Brain Pain discussion

This topic is about
Middle C
Middle C - Spine 2014
>
Discussion - Week Two - Middle C - Chapter 10 - 20
date
newest »


I think there is also something going on in this part, or possibly in general, with identity. His mother has a whole thing about how women gain or complete an identity when they change their names at marriage, as well as a theory (shared I think by the narrator) that her husband changed personality when he changed his name.
Then there's also this:
But if Paul Pry were to open him like a tin, what sort of selves packed so closely would he see? The tin would be empty, not even oily, it would have a tinny sheen, and light would fly from it as a fly flies from disappointment--that was what he'd see. Not a single self or sardine. Well...not exactly. There had been an unprotected period...Joey had had quite a checkered past, a quite romantic former life in fact: an escape over many borders hidden in a womb, survival of the Blitz, ocean voyage, slow trains, bad buses...charity...dinky gifts...humiliation...ah...piano lessons. A tiptoe through the tulips. With Mom. During that time, he'd simply been who he was. Hadn't he been? Hadn't he been a habit hard to break?
This book is turning out to be a real treat. I'm so glad I decided to spring for it and participate in the read (I was considering saving the all important shelf space and just getting Omensetter's Luck from the library later on -- will definitely be getting that at some point next year now -- but this is better).
Also, on the I loved this sentence front (I cannot stop myself):
Skizz izz not a whiz, he imagined he heard Chris Knox scoff.
Yeah.

What, also, of the sentence futzing? On the one hand, the content, which doesn't really vary, is misanthropic and depressing. On the other, the act of rewriting is, itself, a creative act, one possibly engaged with beauty rather than atrocity, witness the version which takes an entire page and is a delight to read. What's, you know, up with that?

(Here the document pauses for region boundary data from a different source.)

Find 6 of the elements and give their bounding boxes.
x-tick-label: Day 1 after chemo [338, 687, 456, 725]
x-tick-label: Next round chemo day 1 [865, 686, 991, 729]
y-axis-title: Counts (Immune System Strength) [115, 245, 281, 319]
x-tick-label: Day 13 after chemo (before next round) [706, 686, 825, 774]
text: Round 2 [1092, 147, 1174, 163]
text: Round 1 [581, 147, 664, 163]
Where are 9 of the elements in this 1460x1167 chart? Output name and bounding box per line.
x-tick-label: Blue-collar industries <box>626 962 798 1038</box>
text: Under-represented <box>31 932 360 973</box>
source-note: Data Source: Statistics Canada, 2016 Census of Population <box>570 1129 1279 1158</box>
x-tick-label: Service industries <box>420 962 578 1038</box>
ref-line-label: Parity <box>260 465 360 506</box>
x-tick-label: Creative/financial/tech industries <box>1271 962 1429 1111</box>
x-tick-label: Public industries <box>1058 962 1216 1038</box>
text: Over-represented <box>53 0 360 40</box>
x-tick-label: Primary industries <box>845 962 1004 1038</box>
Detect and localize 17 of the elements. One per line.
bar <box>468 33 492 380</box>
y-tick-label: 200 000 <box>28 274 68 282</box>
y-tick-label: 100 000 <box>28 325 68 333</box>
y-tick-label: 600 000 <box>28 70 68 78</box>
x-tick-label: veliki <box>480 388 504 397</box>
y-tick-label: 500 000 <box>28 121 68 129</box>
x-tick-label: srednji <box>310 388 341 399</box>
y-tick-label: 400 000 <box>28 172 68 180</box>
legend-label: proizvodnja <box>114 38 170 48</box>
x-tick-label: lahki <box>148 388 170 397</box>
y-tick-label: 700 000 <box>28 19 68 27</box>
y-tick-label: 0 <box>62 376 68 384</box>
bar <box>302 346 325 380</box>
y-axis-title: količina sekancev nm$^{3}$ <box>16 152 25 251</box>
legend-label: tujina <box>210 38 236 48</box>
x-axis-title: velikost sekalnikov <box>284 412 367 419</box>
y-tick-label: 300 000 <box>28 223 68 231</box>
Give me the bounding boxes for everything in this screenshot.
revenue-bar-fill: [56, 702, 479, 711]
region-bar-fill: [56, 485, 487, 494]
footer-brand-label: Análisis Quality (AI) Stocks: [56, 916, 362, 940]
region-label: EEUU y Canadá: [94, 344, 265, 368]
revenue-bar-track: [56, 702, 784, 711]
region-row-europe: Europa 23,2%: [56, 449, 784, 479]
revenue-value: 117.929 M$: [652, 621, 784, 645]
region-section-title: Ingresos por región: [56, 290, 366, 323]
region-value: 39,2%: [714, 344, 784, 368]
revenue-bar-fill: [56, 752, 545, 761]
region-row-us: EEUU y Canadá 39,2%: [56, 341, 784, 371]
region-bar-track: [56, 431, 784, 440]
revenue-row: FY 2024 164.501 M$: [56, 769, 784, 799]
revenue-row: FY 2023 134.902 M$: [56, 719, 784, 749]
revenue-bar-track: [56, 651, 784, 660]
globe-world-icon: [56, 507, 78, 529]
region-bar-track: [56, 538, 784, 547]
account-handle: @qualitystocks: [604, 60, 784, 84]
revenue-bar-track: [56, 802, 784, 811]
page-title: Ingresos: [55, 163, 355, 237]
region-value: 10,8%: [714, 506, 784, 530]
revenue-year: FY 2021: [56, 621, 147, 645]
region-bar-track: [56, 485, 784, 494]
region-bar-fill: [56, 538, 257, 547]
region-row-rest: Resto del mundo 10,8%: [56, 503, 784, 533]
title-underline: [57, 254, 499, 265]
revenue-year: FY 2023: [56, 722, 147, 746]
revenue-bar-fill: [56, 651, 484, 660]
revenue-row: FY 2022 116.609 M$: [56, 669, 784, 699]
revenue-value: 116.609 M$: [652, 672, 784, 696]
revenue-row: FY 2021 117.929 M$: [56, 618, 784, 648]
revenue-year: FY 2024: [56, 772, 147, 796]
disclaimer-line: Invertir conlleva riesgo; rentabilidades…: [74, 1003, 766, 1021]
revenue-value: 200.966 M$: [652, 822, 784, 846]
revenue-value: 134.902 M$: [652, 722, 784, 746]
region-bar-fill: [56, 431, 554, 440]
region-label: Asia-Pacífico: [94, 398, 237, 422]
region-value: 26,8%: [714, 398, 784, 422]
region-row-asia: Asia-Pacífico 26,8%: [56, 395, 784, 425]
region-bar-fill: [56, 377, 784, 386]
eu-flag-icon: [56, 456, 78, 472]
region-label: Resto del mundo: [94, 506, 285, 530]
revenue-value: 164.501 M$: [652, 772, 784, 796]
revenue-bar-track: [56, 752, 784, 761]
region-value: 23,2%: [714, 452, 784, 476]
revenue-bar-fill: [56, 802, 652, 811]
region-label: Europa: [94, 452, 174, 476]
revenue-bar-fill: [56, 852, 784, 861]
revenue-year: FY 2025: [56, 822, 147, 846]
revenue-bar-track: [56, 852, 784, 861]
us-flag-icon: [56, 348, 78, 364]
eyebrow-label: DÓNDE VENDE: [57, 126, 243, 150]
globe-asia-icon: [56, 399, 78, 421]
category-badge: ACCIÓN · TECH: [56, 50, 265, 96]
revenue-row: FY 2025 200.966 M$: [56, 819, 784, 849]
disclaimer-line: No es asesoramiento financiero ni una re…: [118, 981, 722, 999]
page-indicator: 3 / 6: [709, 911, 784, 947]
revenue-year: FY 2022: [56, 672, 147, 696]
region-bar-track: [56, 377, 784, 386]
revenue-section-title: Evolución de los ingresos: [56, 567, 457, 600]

I also enjoyed Jim's opening sketch of Rudi Skizzen in Week One's discussion as having a "prophet's vision and (a) technicolor dreamcoat". I'm still digesting the sort of authorial slight-of-hand I feel was employed behind Rudi's character. Right now he feels more like stage-setting of dubious purpose, now-you-see-him-now-he's-history, and all I'm left with is a slight case of reader's whiplash. I'd love to know more of how others see Rudi's import in the story.

In terms of Rudi, Joseph seems to act in ways that he would think (fantasize seems a more apt term) his father would appreciate, i.e. creating his own identity, laying low, out of the public eye. And yet because of this he becomes his own worst enemy in a lot of ways. His own inabilty to adhere to something means he can't even gage his own abilities.